Gemäß § 7 Abs. 1 Nr. 1 ErbStG 1974 gilt als Schenkung unter Lebenden jede freigebige Zuwendung unter Lebenden, soweit der Bedachte durch sie auf Kosten des Zuwendenden bereichert ist. Im Streitfall ist der Kläger u.a. auf Kosten seiner Ehefrau bereichert.

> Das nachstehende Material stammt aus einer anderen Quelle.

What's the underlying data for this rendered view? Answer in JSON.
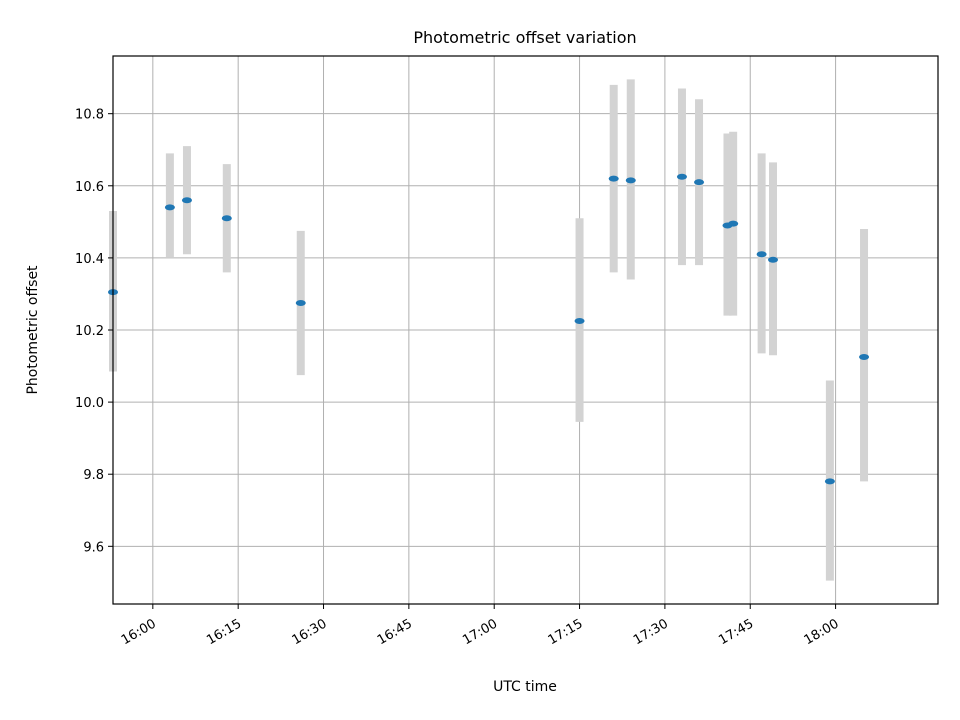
{
  "chart_data": {
    "type": "scatter",
    "title": "Photometric offset variation",
    "xlabel": "UTC time",
    "ylabel": "Photometric offset",
    "x_ticks": [
      "16:00",
      "16:15",
      "16:30",
      "16:45",
      "17:00",
      "17:15",
      "17:30",
      "17:45",
      "18:00"
    ],
    "x_tick_minutes": [
      960,
      975,
      990,
      1005,
      1020,
      1035,
      1050,
      1065,
      1080
    ],
    "xlim_minutes": [
      953,
      1098
    ],
    "y_ticks": [
      "9.6",
      "9.8",
      "10.0",
      "10.2",
      "10.4",
      "10.6",
      "10.8"
    ],
    "ylim": [
      9.44,
      10.96
    ],
    "grid": true,
    "colors": {
      "marker": "#1f77b4",
      "errorbar": "#d3d3d3",
      "grid": "#b0b0b0"
    },
    "series": [
      {
        "points": [
          {
            "time": "15:53",
            "y": 10.305,
            "ylow": 10.085,
            "yhigh": 10.53
          },
          {
            "time": "16:03",
            "y": 10.54,
            "ylow": 10.4,
            "yhigh": 10.69
          },
          {
            "time": "16:06",
            "y": 10.56,
            "ylow": 10.41,
            "yhigh": 10.71
          },
          {
            "time": "16:13",
            "y": 10.51,
            "ylow": 10.36,
            "yhigh": 10.66
          },
          {
            "time": "16:26",
            "y": 10.275,
            "ylow": 10.075,
            "yhigh": 10.475
          },
          {
            "time": "17:15",
            "y": 10.225,
            "ylow": 9.945,
            "yhigh": 10.51
          },
          {
            "time": "17:21",
            "y": 10.62,
            "ylow": 10.36,
            "yhigh": 10.88
          },
          {
            "time": "17:24",
            "y": 10.615,
            "ylow": 10.34,
            "yhigh": 10.895
          },
          {
            "time": "17:33",
            "y": 10.625,
            "ylow": 10.38,
            "yhigh": 10.87
          },
          {
            "time": "17:36",
            "y": 10.61,
            "ylow": 10.38,
            "yhigh": 10.84
          },
          {
            "time": "17:41",
            "y": 10.49,
            "ylow": 10.24,
            "yhigh": 10.745
          },
          {
            "time": "17:42",
            "y": 10.495,
            "ylow": 10.24,
            "yhigh": 10.75
          },
          {
            "time": "17:47",
            "y": 10.41,
            "ylow": 10.135,
            "yhigh": 10.69
          },
          {
            "time": "17:49",
            "y": 10.395,
            "ylow": 10.13,
            "yhigh": 10.665
          },
          {
            "time": "17:59",
            "y": 9.78,
            "ylow": 9.505,
            "yhigh": 10.06
          },
          {
            "time": "18:05",
            "y": 10.125,
            "ylow": 9.78,
            "yhigh": 10.48
          }
        ]
      }
    ]
  }
}
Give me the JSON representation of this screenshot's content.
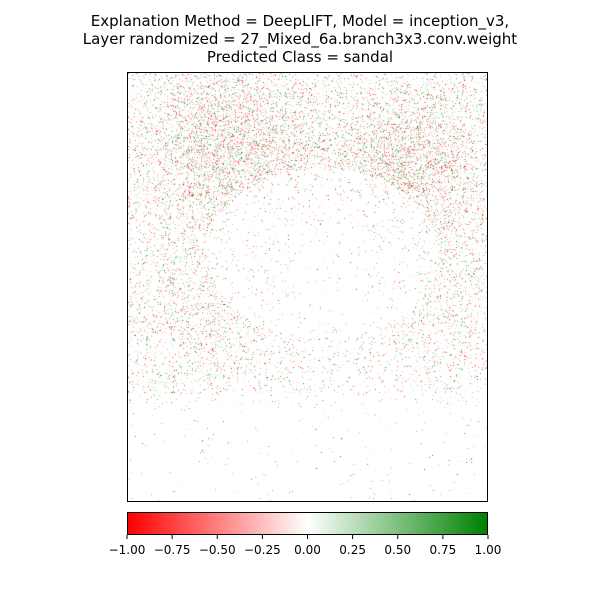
{
  "title": {
    "line1": "Explanation Method = DeepLIFT, Model = inception_v3,",
    "line2": "Layer randomized = 27_Mixed_6a.branch3x3.conv.weight",
    "line3": "Predicted Class = sandal"
  },
  "chart_data": {
    "type": "heatmap",
    "content": "attribution map of a bird image",
    "colormap": [
      "#ff0000",
      "#ffffff",
      "#008000"
    ],
    "colorbar": {
      "range": [
        -1.0,
        1.0
      ],
      "ticks": [
        -1.0,
        -0.75,
        -0.5,
        -0.25,
        0.0,
        0.25,
        0.5,
        0.75,
        1.0
      ],
      "tick_labels": [
        "−1.00",
        "−0.75",
        "−0.50",
        "−0.25",
        "0.00",
        "0.25",
        "0.50",
        "0.75",
        "1.00"
      ],
      "orientation": "horizontal",
      "placement": "bottom"
    },
    "axes_ticks": "none"
  }
}
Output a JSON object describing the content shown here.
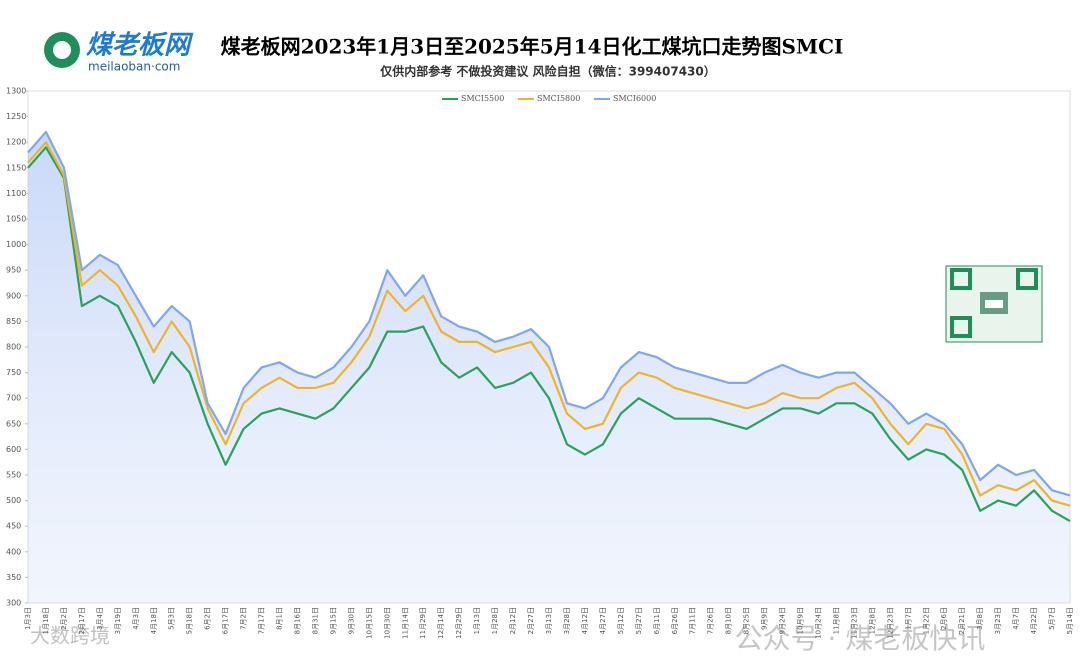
{
  "logo": {
    "name": "煤老板网",
    "url": "meilaoban·com"
  },
  "watermarks": [
    "公众号 · 煤老板快讯",
    "大数跨境"
  ],
  "chart_data": {
    "type": "line",
    "title": "煤老板网2023年1月3日至2025年5月14日化工煤坑口走势图SMCI",
    "subtitle": "仅供内部参考 不做投资建议 风险自担（微信：399407430）",
    "categories": [
      "1月3日",
      "1月18日",
      "2月2日",
      "2月17日",
      "3月4日",
      "3月19日",
      "4月3日",
      "4月18日",
      "5月3日",
      "5月18日",
      "6月2日",
      "6月17日",
      "7月2日",
      "7月17日",
      "8月1日",
      "8月16日",
      "8月31日",
      "9月15日",
      "9月30日",
      "10月15日",
      "10月30日",
      "11月14日",
      "11月29日",
      "12月14日",
      "12月29日",
      "1月13日",
      "1月28日",
      "2月12日",
      "2月27日",
      "3月13日",
      "3月28日",
      "4月12日",
      "4月27日",
      "5月12日",
      "5月27日",
      "6月11日",
      "6月26日",
      "7月11日",
      "7月26日",
      "8月10日",
      "8月25日",
      "9月9日",
      "9月24日",
      "10月9日",
      "10月24日",
      "11月8日",
      "11月23日",
      "12月8日",
      "12月23日",
      "1月7日",
      "1月22日",
      "2月6日",
      "2月21日",
      "3月8日",
      "3月23日",
      "4月7日",
      "4月22日",
      "5月7日",
      "5月14日"
    ],
    "series": [
      {
        "name": "SMCI5500",
        "color": "#27a35a",
        "values": [
          1150,
          1190,
          1130,
          880,
          900,
          880,
          810,
          730,
          790,
          750,
          650,
          570,
          640,
          670,
          680,
          670,
          660,
          680,
          720,
          760,
          830,
          830,
          840,
          770,
          740,
          760,
          720,
          730,
          750,
          700,
          610,
          590,
          610,
          670,
          700,
          680,
          660,
          660,
          660,
          650,
          640,
          660,
          680,
          680,
          670,
          690,
          690,
          670,
          620,
          580,
          600,
          590,
          560,
          480,
          500,
          490,
          520,
          480,
          460
        ]
      },
      {
        "name": "SMCI5800",
        "color": "#f0b429",
        "values": [
          1160,
          1200,
          1135,
          920,
          950,
          920,
          860,
          790,
          850,
          800,
          680,
          610,
          690,
          720,
          740,
          720,
          720,
          730,
          770,
          820,
          910,
          870,
          900,
          830,
          810,
          810,
          790,
          800,
          810,
          760,
          670,
          640,
          650,
          720,
          750,
          740,
          720,
          710,
          700,
          690,
          680,
          690,
          710,
          700,
          700,
          720,
          730,
          700,
          650,
          610,
          650,
          640,
          590,
          510,
          530,
          520,
          540,
          500,
          490
        ]
      },
      {
        "name": "SMCI6000",
        "color": "#7fa6f0",
        "values": [
          1180,
          1220,
          1150,
          950,
          980,
          960,
          900,
          840,
          880,
          850,
          690,
          630,
          720,
          760,
          770,
          750,
          740,
          760,
          800,
          850,
          950,
          900,
          940,
          860,
          840,
          830,
          810,
          820,
          835,
          800,
          690,
          680,
          700,
          760,
          790,
          780,
          760,
          750,
          740,
          730,
          730,
          750,
          765,
          750,
          740,
          750,
          750,
          720,
          690,
          650,
          670,
          650,
          610,
          540,
          570,
          550,
          560,
          520,
          510
        ]
      }
    ],
    "ylim": [
      300,
      1300
    ],
    "yticks": [
      300,
      350,
      400,
      450,
      500,
      550,
      600,
      650,
      700,
      750,
      800,
      850,
      900,
      950,
      1000,
      1050,
      1100,
      1150,
      1200,
      1250,
      1300
    ],
    "legend": "top"
  }
}
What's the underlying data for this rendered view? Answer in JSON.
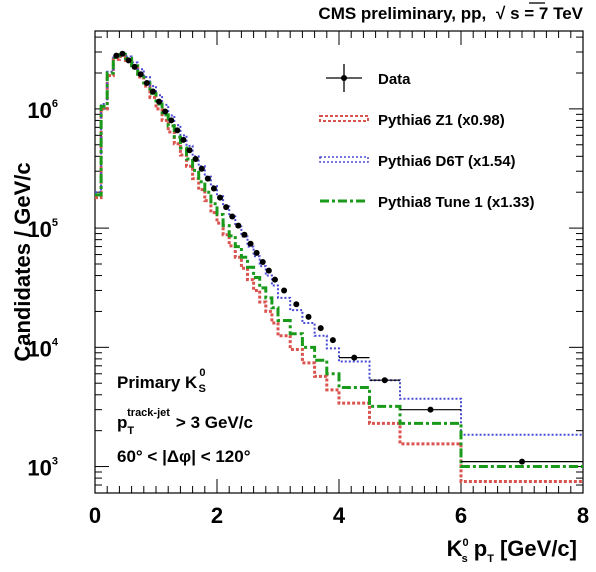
{
  "chart_data": {
    "type": "line",
    "header": "CMS preliminary, pp,",
    "header_sqrt": "√",
    "header_energy": "s = 7 TeV",
    "ylabel": "Candidates / GeV/c",
    "xlabel": {
      "k": "K",
      "k_sup": "0",
      "k_sub": "s",
      "p": "p",
      "p_sub": "T",
      "unit": "[GeV/c]"
    },
    "xlim": [
      0,
      8
    ],
    "ylim": [
      600,
      4500000
    ],
    "yscale": "log",
    "x_ticks": [
      "0",
      "2",
      "4",
      "6",
      "8"
    ],
    "y_ticks": [
      {
        "base": "10",
        "exp": "3",
        "value": 1000
      },
      {
        "base": "10",
        "exp": "4",
        "value": 10000
      },
      {
        "base": "10",
        "exp": "5",
        "value": 100000
      },
      {
        "base": "10",
        "exp": "6",
        "value": 1000000
      }
    ],
    "bin_edges": [
      0,
      0.1,
      0.2,
      0.3,
      0.4,
      0.5,
      0.6,
      0.7,
      0.8,
      0.9,
      1.0,
      1.1,
      1.2,
      1.3,
      1.4,
      1.5,
      1.6,
      1.7,
      1.8,
      1.9,
      2.0,
      2.1,
      2.2,
      2.3,
      2.4,
      2.5,
      2.6,
      2.7,
      2.8,
      2.9,
      3.0,
      3.2,
      3.4,
      3.6,
      3.8,
      4.0,
      4.5,
      5.0,
      6.0,
      8.0
    ],
    "annotation": {
      "line1": "Primary K",
      "line1_sup": "0",
      "line1_sub": "S",
      "line2_p": "p",
      "line2_sub": "T",
      "line2_sup": "track-jet",
      "line2_rest": "> 3 GeV/c",
      "line3": "60° < |Δφ| < 120°"
    },
    "legend_position": "top-right",
    "series": [
      {
        "name": "Data",
        "style": "points",
        "color": "#000000",
        "x": [
          0.35,
          0.45,
          0.55,
          0.65,
          0.75,
          0.85,
          0.95,
          1.05,
          1.15,
          1.25,
          1.35,
          1.45,
          1.55,
          1.65,
          1.75,
          1.85,
          1.95,
          2.05,
          2.15,
          2.25,
          2.35,
          2.45,
          2.55,
          2.65,
          2.75,
          2.85,
          2.95,
          3.1,
          3.3,
          3.5,
          3.7,
          3.9,
          4.25,
          4.75,
          5.5,
          7.0
        ],
        "y": [
          2800000,
          2900000,
          2550000,
          2250000,
          1950000,
          1650000,
          1400000,
          1150000,
          950000,
          800000,
          660000,
          550000,
          450000,
          380000,
          315000,
          260000,
          215000,
          180000,
          150000,
          125000,
          105000,
          88000,
          74000,
          62000,
          52000,
          44000,
          37000,
          30000,
          23000,
          18000,
          14500,
          11500,
          8200,
          5300,
          3000,
          1100
        ]
      },
      {
        "name": "Pythia6 Z1 (x0.98)",
        "style": "step",
        "color": "#d9534f",
        "values": [
          180000,
          1000000,
          1900000,
          2600000,
          2750000,
          2550000,
          2200000,
          1850000,
          1550000,
          1250000,
          1000000,
          800000,
          640000,
          510000,
          410000,
          330000,
          260000,
          210000,
          170000,
          135000,
          110000,
          88000,
          71000,
          57000,
          46000,
          37000,
          30000,
          24000,
          20000,
          16000,
          12500,
          9600,
          7400,
          5700,
          4400,
          3400,
          2300,
          1550,
          750
        ]
      },
      {
        "name": "Pythia6 D6T (x1.54)",
        "style": "step",
        "color": "#4a4ad4",
        "values": [
          200000,
          1100000,
          2050000,
          2750000,
          2900000,
          2750000,
          2450000,
          2150000,
          1850000,
          1550000,
          1300000,
          1080000,
          880000,
          730000,
          600000,
          490000,
          400000,
          330000,
          270000,
          225000,
          185000,
          152000,
          125000,
          103000,
          85000,
          70000,
          58000,
          48000,
          40000,
          33000,
          26000,
          20500,
          16000,
          12500,
          9800,
          7600,
          5300,
          3700,
          1850
        ]
      },
      {
        "name": "Pythia8 Tune 1 (x1.33)",
        "style": "step",
        "color": "#1a9a1a",
        "values": [
          190000,
          1050000,
          2000000,
          2700000,
          2850000,
          2650000,
          2300000,
          1950000,
          1650000,
          1350000,
          1100000,
          890000,
          720000,
          580000,
          470000,
          380000,
          305000,
          245000,
          200000,
          160000,
          130000,
          105000,
          86000,
          70000,
          57000,
          47000,
          38500,
          31500,
          26000,
          21500,
          16800,
          13000,
          10000,
          7800,
          6000,
          4600,
          3200,
          2300,
          1000
        ]
      }
    ]
  }
}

Mit der Eintragung der Kapitalerhöhung ins Handelsregister[1] hat der Kläger einen Geschäftsanteil originär erworben, dessen Wert von Anfang an den Nennwert überstieg. Insoweit ist der Kläger bereichert. Die Entstehung des neuen Geschäftsanteils in der Hand des Klägers geht auch mit einer Entreicherung der bisherigen Gesellschafterinnen - nicht allein der Ehefrau - einher. Ihre Geschäftsanteile vermitteln als Folge der Entstehung neuer Anteile eine geringere quotale Beteiligung und erfuhren darüber hinaus eine Wertminderung dadurch, dass der neue Geschäftsanteil des Klägers proportional am bisherigen Vermögen der GmbH teilhat, ohne dass dies durch den ebenfalls proportionalen Anteil der Altgesellschafterinnen an dem vom Kläger eingezahlten frischen Kapital der GmbH ausgeglichen wird. Somit erfolgte die Bereicherung des Klägers zur Hälfte auf Kosten seiner Ehefrau. Diese Bereicherung beruht insoweit auch auf einer Zuwendung seitens seiner Ehefrau.

Eine freigebige Zuwendung i.S. des § 7 Abs. 1 Nr. 1 ErbStG 1974 erfordert indessen, dass die Ehefrau mit dem Willen zur Unentgeltlichkeit handelte. Der Wille zur Unentgeltlichkeit wird aufgrund der dem Zuwendenden bekannten Umstände nach den Maßstäben des allgemein Verkehrsüblichen bestimmt[2]. Zu den Umständen, die der Ehefrau des Klägers bekannt gewesen sein müssen, um nach den Maßstäben des allgemein Verkehrsüblichen einen Willen zur Unentgeltlichkeit annehmen zu können, gehört die Tatsache, dass der Wert des neuen Geschäftsanteils des Klägers dessen Einlage erheblich überstieg. Dies war der Ehefrau bekannt. Sie kannte auch die weiteren Umstände, aufgrund derer der Erwerb des neuen Geschäftsanteils durch den Kläger als schenkweise erfolgt zu beurteilen ist. Gleichwohl handelte die Ehefrau in der Vorstellung, wegen des bindenden Angebots sogar zur Übertragung ihres gesamten Geschäftsanteils und damit erst recht zu einer Minderleistung in Gestalt eines von ihrem Geschäftsanteil abgespalteten Vermögenswerts verpflichtet zu sein. Darin unterlag sie einem Irrtum, der unter der noch festzustellenden Voraussetzung beachtlich wäre, dass die mit dem Angebot eingetretene Bindung nicht ihrerseits freigebig begründet worden ist.